Typically, a data scientist will analyse the data to spot business opportunities, create a mathematical model and then convert that mathematical model into a pseudo algorithm for computerization.
A variety of trainings are available for those interested in making a career in data science, starting from short term courses in big data/ data science/ predictive analytics to M.S. In India, ISB provides a one year part-time course in predictive analytics. There are short to medium term courses available from IITs and IIMs also. Universities and institutes in the U.S. provide options for online and on-campus MS in predictive analytics.
Big data architects
Big data architects are solution architects specializing in big data technologies. They convert the vision of a data scientist into a technical blueprint. They are responsible for implementation of complete big data solutions, including platform selection, solution architecture, data acquisition, storage, transformation, and analysis.

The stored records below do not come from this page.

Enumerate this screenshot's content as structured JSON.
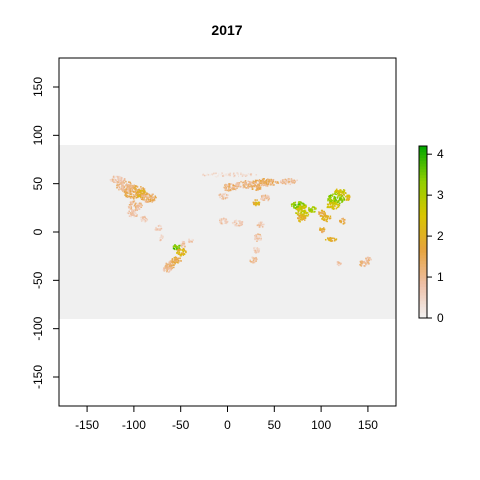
{
  "chart_data": {
    "type": "heatmap",
    "title": "2017",
    "xlabel": "",
    "ylabel": "",
    "xlim": [
      -180,
      180
    ],
    "ylim": [
      -180,
      180
    ],
    "x_ticks": [
      -150,
      -100,
      -50,
      0,
      50,
      100,
      150
    ],
    "y_ticks": [
      -150,
      -100,
      -50,
      0,
      50,
      100,
      150
    ],
    "raster_extent": {
      "xmin": -180,
      "xmax": 180,
      "ymin": -90,
      "ymax": 90
    },
    "colors": {
      "no_data_fill": "#f0f0f0",
      "scale": [
        "#f2f2f2",
        "#eebfa6",
        "#e6a33d",
        "#d8c500",
        "#8fcf00",
        "#00a600"
      ]
    },
    "legend": {
      "position": "right",
      "min": 0,
      "max": 4.2,
      "ticks": [
        0,
        1,
        2,
        3,
        4
      ]
    },
    "patches": [
      {
        "lon": -100,
        "lat": 42,
        "rx": 12,
        "ry": 7,
        "v": 1.5
      },
      {
        "lon": -92,
        "lat": 40,
        "rx": 6,
        "ry": 4,
        "v": 2.0
      },
      {
        "lon": -110,
        "lat": 48,
        "rx": 10,
        "ry": 5,
        "v": 1.0
      },
      {
        "lon": -118,
        "lat": 55,
        "rx": 8,
        "ry": 4,
        "v": 0.8
      },
      {
        "lon": -85,
        "lat": 36,
        "rx": 8,
        "ry": 5,
        "v": 1.3
      },
      {
        "lon": -100,
        "lat": 28,
        "rx": 8,
        "ry": 5,
        "v": 0.9
      },
      {
        "lon": -102,
        "lat": 20,
        "rx": 6,
        "ry": 4,
        "v": 0.7
      },
      {
        "lon": -90,
        "lat": 14,
        "rx": 4,
        "ry": 3,
        "v": 0.6
      },
      {
        "lon": -75,
        "lat": 5,
        "rx": 4,
        "ry": 3,
        "v": 0.5
      },
      {
        "lon": -72,
        "lat": -5,
        "rx": 3,
        "ry": 3,
        "v": 0.4
      },
      {
        "lon": -55,
        "lat": -15,
        "rx": 4,
        "ry": 3,
        "v": 3.5
      },
      {
        "lon": -50,
        "lat": -20,
        "rx": 5,
        "ry": 4,
        "v": 2.2
      },
      {
        "lon": -55,
        "lat": -28,
        "rx": 5,
        "ry": 4,
        "v": 1.6
      },
      {
        "lon": -62,
        "lat": -33,
        "rx": 6,
        "ry": 4,
        "v": 1.3
      },
      {
        "lon": -65,
        "lat": -38,
        "rx": 5,
        "ry": 3,
        "v": 0.9
      },
      {
        "lon": -48,
        "lat": -12,
        "rx": 3,
        "ry": 3,
        "v": 0.7
      },
      {
        "lon": -40,
        "lat": -8,
        "rx": 3,
        "ry": 2,
        "v": 0.5
      },
      {
        "lon": 2,
        "lat": 47,
        "rx": 8,
        "ry": 4,
        "v": 1.2
      },
      {
        "lon": 20,
        "lat": 50,
        "rx": 12,
        "ry": 4,
        "v": 1.0
      },
      {
        "lon": 40,
        "lat": 52,
        "rx": 14,
        "ry": 4,
        "v": 1.3
      },
      {
        "lon": 65,
        "lat": 53,
        "rx": 10,
        "ry": 3,
        "v": 0.9
      },
      {
        "lon": 30,
        "lat": 47,
        "rx": 6,
        "ry": 3,
        "v": 1.4
      },
      {
        "lon": -5,
        "lat": 38,
        "rx": 5,
        "ry": 3,
        "v": 0.7
      },
      {
        "lon": 30,
        "lat": 31,
        "rx": 4,
        "ry": 3,
        "v": 2.0
      },
      {
        "lon": 40,
        "lat": 36,
        "rx": 6,
        "ry": 3,
        "v": 0.8
      },
      {
        "lon": 75,
        "lat": 28,
        "rx": 8,
        "ry": 4,
        "v": 3.4
      },
      {
        "lon": 80,
        "lat": 22,
        "rx": 8,
        "ry": 6,
        "v": 2.6
      },
      {
        "lon": 78,
        "lat": 15,
        "rx": 5,
        "ry": 4,
        "v": 2.0
      },
      {
        "lon": 90,
        "lat": 24,
        "rx": 4,
        "ry": 3,
        "v": 3.0
      },
      {
        "lon": 115,
        "lat": 35,
        "rx": 9,
        "ry": 6,
        "v": 3.3
      },
      {
        "lon": 120,
        "lat": 42,
        "rx": 6,
        "ry": 4,
        "v": 2.5
      },
      {
        "lon": 112,
        "lat": 28,
        "rx": 7,
        "ry": 4,
        "v": 2.4
      },
      {
        "lon": 105,
        "lat": 15,
        "rx": 5,
        "ry": 4,
        "v": 2.0
      },
      {
        "lon": 100,
        "lat": 20,
        "rx": 4,
        "ry": 3,
        "v": 1.8
      },
      {
        "lon": 128,
        "lat": 36,
        "rx": 3,
        "ry": 3,
        "v": 2.2
      },
      {
        "lon": 110,
        "lat": -7,
        "rx": 6,
        "ry": 2,
        "v": 2.0
      },
      {
        "lon": 100,
        "lat": 3,
        "rx": 3,
        "ry": 3,
        "v": 1.6
      },
      {
        "lon": 122,
        "lat": 12,
        "rx": 3,
        "ry": 3,
        "v": 1.5
      },
      {
        "lon": 10,
        "lat": 10,
        "rx": 6,
        "ry": 3,
        "v": 0.6
      },
      {
        "lon": -5,
        "lat": 12,
        "rx": 5,
        "ry": 3,
        "v": 0.6
      },
      {
        "lon": 35,
        "lat": 8,
        "rx": 4,
        "ry": 3,
        "v": 0.7
      },
      {
        "lon": 32,
        "lat": -5,
        "rx": 4,
        "ry": 4,
        "v": 0.7
      },
      {
        "lon": 30,
        "lat": -18,
        "rx": 4,
        "ry": 3,
        "v": 0.7
      },
      {
        "lon": 27,
        "lat": -28,
        "rx": 4,
        "ry": 3,
        "v": 1.0
      },
      {
        "lon": 145,
        "lat": -32,
        "rx": 6,
        "ry": 3,
        "v": 1.0
      },
      {
        "lon": 118,
        "lat": -32,
        "rx": 3,
        "ry": 2,
        "v": 0.7
      },
      {
        "lon": 150,
        "lat": -27,
        "rx": 3,
        "ry": 2,
        "v": 0.8
      },
      {
        "lon": 0,
        "lat": 60,
        "rx": 30,
        "ry": 2,
        "v": 0.3
      }
    ]
  }
}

They should have a solid understanding of infrastructure planning, scaling, and administration considerations that are unique to big data products.
A big data architect generally comes with minimum 10 years of experience in the field of normal solutions architecture followed by training and experience in a variety of big data technologies and solutions like Hadoop, MapReduce, Oozie, Mahout, ZooKeeper, Hive, HBase, MongoDB, PIG, Ambari and Chukwa, NoSQL, etc. In addition, a big data architect should have experience in designing large data warehouse solutions and in-depth understanding of programming and scripting languages like Java, PHP, Ruby, Phyton and R. BI architects having experience in distributed RDBMS and ETL tools such as Informatica Microstrategy and Pentaho, etc. have an advantage. They should also be (at least) aware of cloud computing technologies.

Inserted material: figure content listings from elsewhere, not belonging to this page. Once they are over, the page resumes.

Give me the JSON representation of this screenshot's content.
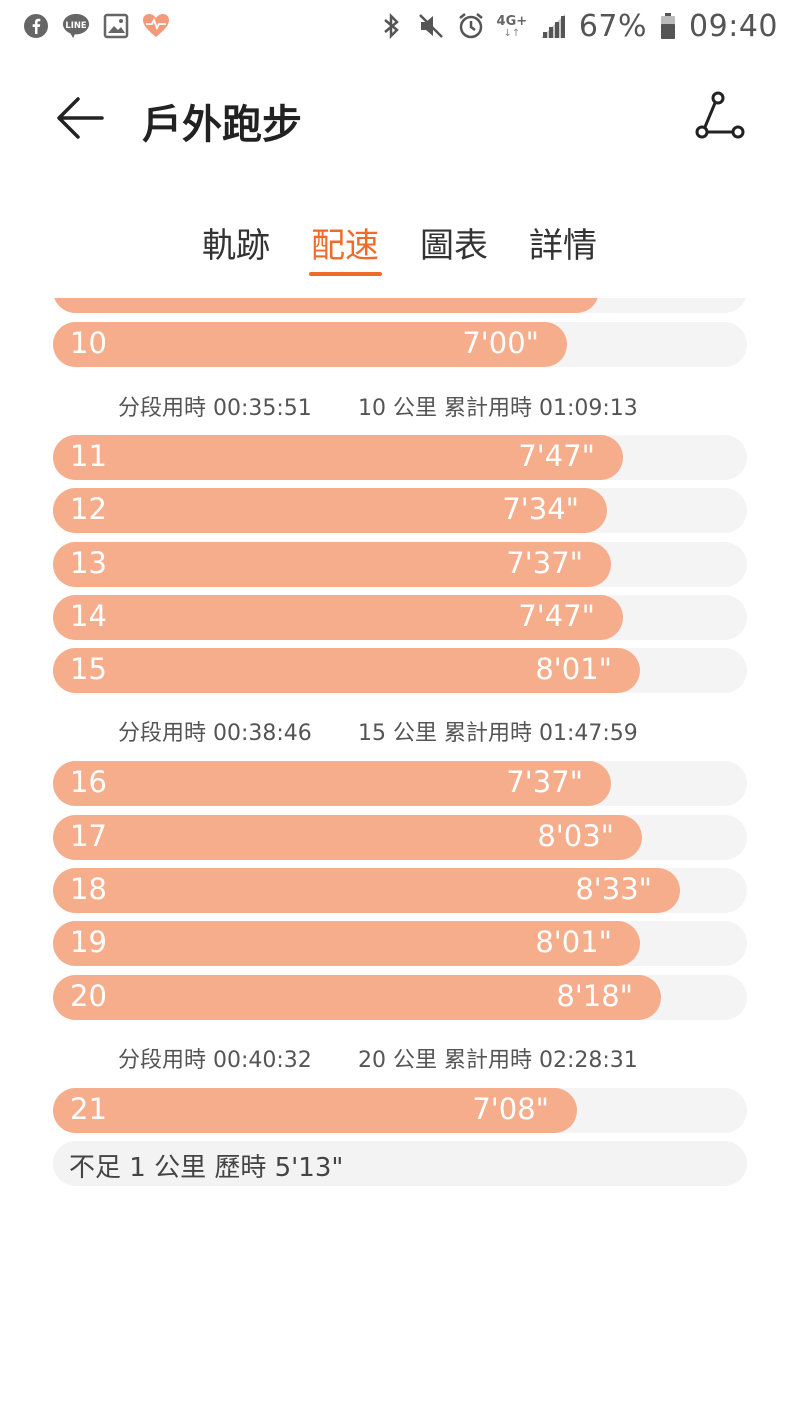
{
  "status_bar": {
    "battery": "67%",
    "time": "09:40",
    "network": "4G+",
    "left_icons": [
      "facebook-icon",
      "line-icon",
      "gallery-icon",
      "health-icon"
    ],
    "right_icons": [
      "bluetooth-icon",
      "mute-icon",
      "alarm-icon",
      "signal-icon",
      "battery-icon"
    ]
  },
  "header": {
    "title": "戶外跑步"
  },
  "tabs": [
    {
      "label": "軌跡",
      "active": false
    },
    {
      "label": "配速",
      "active": true
    },
    {
      "label": "圖表",
      "active": false
    },
    {
      "label": "詳情",
      "active": false
    }
  ],
  "colors": {
    "accent": "#f06a2c",
    "bar": "#f5ad8c",
    "track": "#f4f4f4"
  },
  "splits": [
    {
      "km": "10",
      "pace": "7'00\"",
      "fill": 0.74
    },
    {
      "km": "11",
      "pace": "7'47\"",
      "fill": 0.822
    },
    {
      "km": "12",
      "pace": "7'34\"",
      "fill": 0.798
    },
    {
      "km": "13",
      "pace": "7'37\"",
      "fill": 0.804
    },
    {
      "km": "14",
      "pace": "7'47\"",
      "fill": 0.822
    },
    {
      "km": "15",
      "pace": "8'01\"",
      "fill": 0.846
    },
    {
      "km": "16",
      "pace": "7'37\"",
      "fill": 0.804
    },
    {
      "km": "17",
      "pace": "8'03\"",
      "fill": 0.849
    },
    {
      "km": "18",
      "pace": "8'33\"",
      "fill": 0.903
    },
    {
      "km": "19",
      "pace": "8'01\"",
      "fill": 0.846
    },
    {
      "km": "20",
      "pace": "8'18\"",
      "fill": 0.876
    },
    {
      "km": "21",
      "pace": "7'08\"",
      "fill": 0.755
    }
  ],
  "summaries": [
    {
      "segment": "分段用時 00:35:51",
      "cumulative": "10 公里 累計用時 01:09:13"
    },
    {
      "segment": "分段用時 00:38:46",
      "cumulative": "15 公里 累計用時 01:47:59"
    },
    {
      "segment": "分段用時 00:40:32",
      "cumulative": "20 公里 累計用時 02:28:31"
    }
  ],
  "remainder": "不足 1 公里 歷時 5'13\""
}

Good solution and technical architects can switch over to big data with training in big data technologies. Big data engineers can also become big data architects with training in technical and solution architecture frameworks such as TOGAF. There are institutes and universities offering technical courses in big data. One such source, BigDataUniversity.com, can be a good starting point.
Big data engineers
Big data engineers develop computer programs based on the ‘solution blueprint’ prepared by big data architects. They implement, test and maintain the big data solution. They may also assist architects during the solution architecture and design phase. They should have experience in big data technologies being used by the organization e.g., Hadoop, MangoDB, NoSQL, etc. They also need to have experience in implementation of data warehouse solutions. They also need to optimize the solution to provide best performance.
Software engineers with 4-5 years of experience in object-oriented design and coding can move to big data with training in relevant technologies. Those with background in Java, PHP, Python, C++, SQL, NoSQL, ETL tools and data warehousing may have an edge. An engineering degree in computers provides an advantage.
Big data engineer aspirants can also go for similar training as specified for big data architects above. Organizations such as Hortonworks and Cloudera specialize in providing training on big data technologies.
Besides these three role categories, other role categories such as product managers and data visualizers are also in demand. The field of big data is wide and open; if you want to play the game, it is the time to put your socks on.
Sukhvinder Pal Singh is Director of Competencies at Fujitsu Consulting India.